Dear Sarah Fawn Montgomery,
I have obsessive compulsive disorder.
I was diagnosed when I was 17 but have experienced symptoms since I was 12. Before medication and cognitive behavior therapy, I would spend hours each day conducting a multitude of compulsive rituals, afraid that if I didn’t do them correctly I would die or get sick. I would spend an eternity wringing my hands under the faucet with pumps and pumps of soap until my hands were raw and cracked, unable to touch any food until I deemed my hands sterile. Although my symptoms aren’t as severe anymore, I still struggle to touch food without a thorough hand cleaning, still feel the cyclical, pestering thoughts that I know are irrational, but I just can’t seem to scrap from my mind.
I am a writer, a storyteller. Yet, very few people know my story.
I feel a mix between embarrassment, fear, and vulnerability every time I think about sharing my truth. For a few years, I’ve been wanting to be more vocal about my illness: I’ve wanted to write about it or share it with more friends, but I could never find the courage to do so. I didn’t want people—strangers or loved ones—to look at me and see a disorder, an illness, instead of me.
But after reading your memoir and reading about your mental illness narrative, I realize that my illness is me.

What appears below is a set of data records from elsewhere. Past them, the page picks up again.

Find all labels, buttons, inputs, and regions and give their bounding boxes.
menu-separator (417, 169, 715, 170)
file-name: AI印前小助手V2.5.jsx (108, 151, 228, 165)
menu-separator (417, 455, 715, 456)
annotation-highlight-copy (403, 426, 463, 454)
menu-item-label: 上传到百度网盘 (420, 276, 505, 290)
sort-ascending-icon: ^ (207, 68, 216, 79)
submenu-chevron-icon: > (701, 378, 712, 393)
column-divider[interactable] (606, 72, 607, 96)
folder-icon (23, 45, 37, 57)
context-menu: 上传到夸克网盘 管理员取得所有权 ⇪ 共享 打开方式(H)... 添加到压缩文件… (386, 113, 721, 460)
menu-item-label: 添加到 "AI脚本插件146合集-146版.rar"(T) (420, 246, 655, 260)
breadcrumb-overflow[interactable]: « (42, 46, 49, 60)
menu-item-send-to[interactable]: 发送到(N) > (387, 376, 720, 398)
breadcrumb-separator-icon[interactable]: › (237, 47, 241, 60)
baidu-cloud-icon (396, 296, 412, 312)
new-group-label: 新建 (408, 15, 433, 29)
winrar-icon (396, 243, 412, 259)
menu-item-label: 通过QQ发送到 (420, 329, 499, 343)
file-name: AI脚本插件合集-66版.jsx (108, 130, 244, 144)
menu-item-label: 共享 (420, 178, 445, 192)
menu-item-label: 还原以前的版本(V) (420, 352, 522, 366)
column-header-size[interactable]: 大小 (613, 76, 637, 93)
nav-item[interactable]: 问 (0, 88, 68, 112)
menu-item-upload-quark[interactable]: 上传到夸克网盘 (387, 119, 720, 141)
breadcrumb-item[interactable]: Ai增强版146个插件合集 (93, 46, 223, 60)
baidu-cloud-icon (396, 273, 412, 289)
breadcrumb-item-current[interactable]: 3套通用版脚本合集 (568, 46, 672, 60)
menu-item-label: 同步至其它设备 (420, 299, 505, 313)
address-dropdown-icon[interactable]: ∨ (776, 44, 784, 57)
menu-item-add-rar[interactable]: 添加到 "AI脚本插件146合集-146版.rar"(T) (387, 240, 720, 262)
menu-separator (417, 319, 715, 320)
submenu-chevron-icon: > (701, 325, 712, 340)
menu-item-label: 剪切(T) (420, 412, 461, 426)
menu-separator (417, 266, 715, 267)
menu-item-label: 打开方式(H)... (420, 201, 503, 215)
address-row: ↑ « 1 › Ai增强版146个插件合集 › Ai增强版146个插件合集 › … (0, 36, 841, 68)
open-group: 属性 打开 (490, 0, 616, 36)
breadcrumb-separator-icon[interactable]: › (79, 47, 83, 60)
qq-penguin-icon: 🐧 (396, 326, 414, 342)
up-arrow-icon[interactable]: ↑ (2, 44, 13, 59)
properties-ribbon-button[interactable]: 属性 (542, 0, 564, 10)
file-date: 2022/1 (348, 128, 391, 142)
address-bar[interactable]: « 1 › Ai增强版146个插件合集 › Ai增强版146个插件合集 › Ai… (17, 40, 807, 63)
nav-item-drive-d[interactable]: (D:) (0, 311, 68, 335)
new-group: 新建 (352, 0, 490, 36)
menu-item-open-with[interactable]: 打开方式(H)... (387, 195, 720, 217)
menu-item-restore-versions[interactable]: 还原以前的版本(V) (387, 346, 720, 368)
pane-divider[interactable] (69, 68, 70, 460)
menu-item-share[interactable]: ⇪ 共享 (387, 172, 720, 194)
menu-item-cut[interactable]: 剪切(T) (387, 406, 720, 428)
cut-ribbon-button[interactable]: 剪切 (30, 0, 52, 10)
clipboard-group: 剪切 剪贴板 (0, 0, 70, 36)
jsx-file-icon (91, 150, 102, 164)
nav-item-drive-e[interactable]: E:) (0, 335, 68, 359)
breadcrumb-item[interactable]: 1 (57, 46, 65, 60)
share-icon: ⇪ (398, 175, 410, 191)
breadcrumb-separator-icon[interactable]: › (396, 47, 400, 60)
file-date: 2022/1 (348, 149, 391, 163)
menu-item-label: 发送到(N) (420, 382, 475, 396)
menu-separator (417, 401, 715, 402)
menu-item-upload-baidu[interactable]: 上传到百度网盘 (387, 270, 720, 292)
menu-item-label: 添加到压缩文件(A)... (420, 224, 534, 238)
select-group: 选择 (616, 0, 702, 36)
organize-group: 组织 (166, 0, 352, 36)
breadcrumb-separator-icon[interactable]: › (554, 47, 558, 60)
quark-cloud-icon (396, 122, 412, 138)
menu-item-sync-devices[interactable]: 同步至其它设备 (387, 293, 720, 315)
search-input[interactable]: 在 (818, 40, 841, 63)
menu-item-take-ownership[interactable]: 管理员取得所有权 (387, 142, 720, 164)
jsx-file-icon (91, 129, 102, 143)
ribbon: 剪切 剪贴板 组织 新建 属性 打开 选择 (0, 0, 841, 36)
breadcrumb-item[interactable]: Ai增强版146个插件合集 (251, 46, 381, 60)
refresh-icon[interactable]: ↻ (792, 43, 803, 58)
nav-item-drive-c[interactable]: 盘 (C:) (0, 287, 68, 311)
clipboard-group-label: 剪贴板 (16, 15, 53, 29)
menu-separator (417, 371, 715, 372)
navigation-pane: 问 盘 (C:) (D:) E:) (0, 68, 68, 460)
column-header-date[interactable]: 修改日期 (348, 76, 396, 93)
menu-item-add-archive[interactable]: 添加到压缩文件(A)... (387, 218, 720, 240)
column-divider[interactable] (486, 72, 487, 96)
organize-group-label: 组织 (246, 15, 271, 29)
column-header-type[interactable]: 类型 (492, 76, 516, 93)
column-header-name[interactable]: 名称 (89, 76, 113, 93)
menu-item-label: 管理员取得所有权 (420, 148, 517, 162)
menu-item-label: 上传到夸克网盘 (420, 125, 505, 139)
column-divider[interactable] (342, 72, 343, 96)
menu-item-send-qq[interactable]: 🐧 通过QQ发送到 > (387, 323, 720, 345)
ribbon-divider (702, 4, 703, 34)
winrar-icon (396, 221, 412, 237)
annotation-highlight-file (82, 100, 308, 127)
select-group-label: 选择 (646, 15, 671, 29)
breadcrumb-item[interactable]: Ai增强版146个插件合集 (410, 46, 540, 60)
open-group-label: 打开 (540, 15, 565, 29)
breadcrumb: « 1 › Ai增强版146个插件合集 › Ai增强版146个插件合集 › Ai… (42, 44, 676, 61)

They aren’t two separate entities—I wouldn’t be myself without my illness. As you so eloquently put, “I would not be without OCD, without PTSD because they have changed the way I see the world. I feel, I think, I am, richer, fuller, and more human because of them. I have been created by my illnesses, but at the same time illness has made me a creator.” Reading this urged this latent desire I’ve had for years to share my narrative. And I’m starting here.
Perhaps what I admired most about your memoir is your ability to put into words what I’ve struggled to express to others for years, to make them understand what it’s like to have anxiety and OCD. Although you write, “I cannot make the words right, cannot make the listener—not even you—understand,” I do understand. Our narratives are different in certain aspects, but there are certainly overlaps (the fear you felt on May 21st, 2011—the day of the supposed rapture, the inescapable pull of fulfilling your compulsions, and the obsessive thoughts that exhaust your mind) that made me feel a little less alone. In order to describe what it’s like when anxiety and OCD consume you, you use metaphor, “Know this. There are ropes around my feet, holding me down, and when I bend to untie them they are vines that grow and grow and take root even deeper.” This digs so deep into my felt experiences that I start to choke up every time I read it. It is rare when I find such truthful and spot-on language in writing to dictate what I’ve been feeling all these years.
I believe your memoir should be read by everyone, not just those with mental illnesses or those who wish to read narratives with which they can relate. The book crucially examines America’s history of mental illness treatment by providing in-depth research of the tumultuous and problematic practices of the past and present. I read in horror about the American mental health industry’s history of lobotomies, eugenics, unsafe administration of psychopharmaceuticals, and the disillusionment that deems mental illness as “curable” and not “chronic.” Even though these parts were uncomfortable, I knew that was your intention. America tends to participate in a collective forgetting, where we push our horrific histories away because we’re ashamed to admit that such a “wonderful, problem-free” country participated in such atrocities like icepick lobotomies. But we need to address these pasts so we can expose the ways sufferers of mental illnesses have been wronged. With stories like those told in your memoir, we can start to change the stigmas and narratives of mental illness treatment.
Another necessary part of your memoir was the way you illuminate female experiences with mental illness, using both personal narratives and research. “Women’s silence is learned. Since childhood I’ve been taught that working-class women—women like my grandmothers my mother, me—need to be tough and resilient. There is no time, no space for weakness, for emotion, for the indulgence of madness.” Many female narratives in general are marginalized, so one can imagine how the female narratives of mental illness and trauma are even more suppressed, yet in dire need of exposure. To start a dialogue about mental illness without mention of the female body and experience would be to not talk about it at all.
I would like to thank you, Sarah, for sharing your narrative, for presenting the problems surrounding the psychopharmaceutical industry, America’s treatment of mental illness, and the female experience with mental illness. It is because of Quite Mad and your beautiful words that I have found the courage to share my own narrative. Your words are powerful, captivating, and necessary, and I will carry them close for a long time to come.